Hubungan antara elite politik dan korupsi seringkali digambarkan sebagai simbiosis mutualisme yang mematikan. Keduanya saling membutuhkan dan saling melindungi, menciptakan lingkaran setan yang sulit diputus.
Pengamat hukum dan politik Dr Pieter C Zulkifli, SH., MH., secara lugas mengurai permasalahan tersebut dalam analisisnya dengan judul: ETIKA NEGARA DEMOKRASI, Membangun Politik, Hukum dan Ekonomi yang Bermartabat.
***
HUKUM tidak boleh tunduk dan patuh pada kekuasaan politik. Kekuasaan politiklah yang harus tunduk dan patuh pada HUKUM. Ini sikap dasar hidup bernegara yang benar. Sebab kekuasaan di mana-mana cenderung korup dan sewenang-wenang. Tidak peduli siapa pemimpinnya.

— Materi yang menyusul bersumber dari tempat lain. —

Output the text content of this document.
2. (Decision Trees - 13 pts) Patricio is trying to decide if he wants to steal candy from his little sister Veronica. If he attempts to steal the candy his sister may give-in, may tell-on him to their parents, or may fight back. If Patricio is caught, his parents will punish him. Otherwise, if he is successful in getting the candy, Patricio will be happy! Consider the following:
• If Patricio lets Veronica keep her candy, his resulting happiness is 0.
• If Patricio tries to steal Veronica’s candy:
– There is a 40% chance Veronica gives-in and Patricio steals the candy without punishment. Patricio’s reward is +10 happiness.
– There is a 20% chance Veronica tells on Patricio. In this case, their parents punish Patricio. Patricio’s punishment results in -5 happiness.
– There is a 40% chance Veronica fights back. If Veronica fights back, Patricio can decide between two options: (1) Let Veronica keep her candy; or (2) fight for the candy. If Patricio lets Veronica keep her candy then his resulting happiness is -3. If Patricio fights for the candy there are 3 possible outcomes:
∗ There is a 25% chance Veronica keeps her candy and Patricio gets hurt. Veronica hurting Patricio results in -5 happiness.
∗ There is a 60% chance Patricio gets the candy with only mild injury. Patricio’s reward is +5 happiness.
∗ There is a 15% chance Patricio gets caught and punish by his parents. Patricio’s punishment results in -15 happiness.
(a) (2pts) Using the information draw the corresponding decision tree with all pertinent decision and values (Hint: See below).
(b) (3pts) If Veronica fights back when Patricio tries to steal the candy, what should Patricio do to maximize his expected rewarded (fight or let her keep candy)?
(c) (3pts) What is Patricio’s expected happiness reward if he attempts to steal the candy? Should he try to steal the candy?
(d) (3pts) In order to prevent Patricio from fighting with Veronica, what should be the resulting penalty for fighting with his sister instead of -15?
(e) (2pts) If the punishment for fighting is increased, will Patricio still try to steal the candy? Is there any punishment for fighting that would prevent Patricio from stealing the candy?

Belakangan ini, istilah "politik sandera" semakin sering digunakan dalam percakapan politik di Indonesia. Istilah ini merujuk pada penggunaan instrumen hukum atau perkara hukum untuk menekan lawan politik atau pihak yang berseberangan. Praktik ini bisa terjadi secara terang-terangan atau dilakukan dengan cara yang lebih tersembunyi melalui lobi-lobi di balik layar oleh para elite politik.
Politik sandera yang memanfaatkan instrumen hukum sebagai alat tawar telah merusak kinerja institusi penegak hukum. Alih-alih menjunjung tinggi prinsip keadilan dan kesetaraan, praktik ini justru menginjak-injak supremasi hukum, menjadikannya hanya sebagai alat untuk mencapai tujuan pribadi atau kelompok tertentu.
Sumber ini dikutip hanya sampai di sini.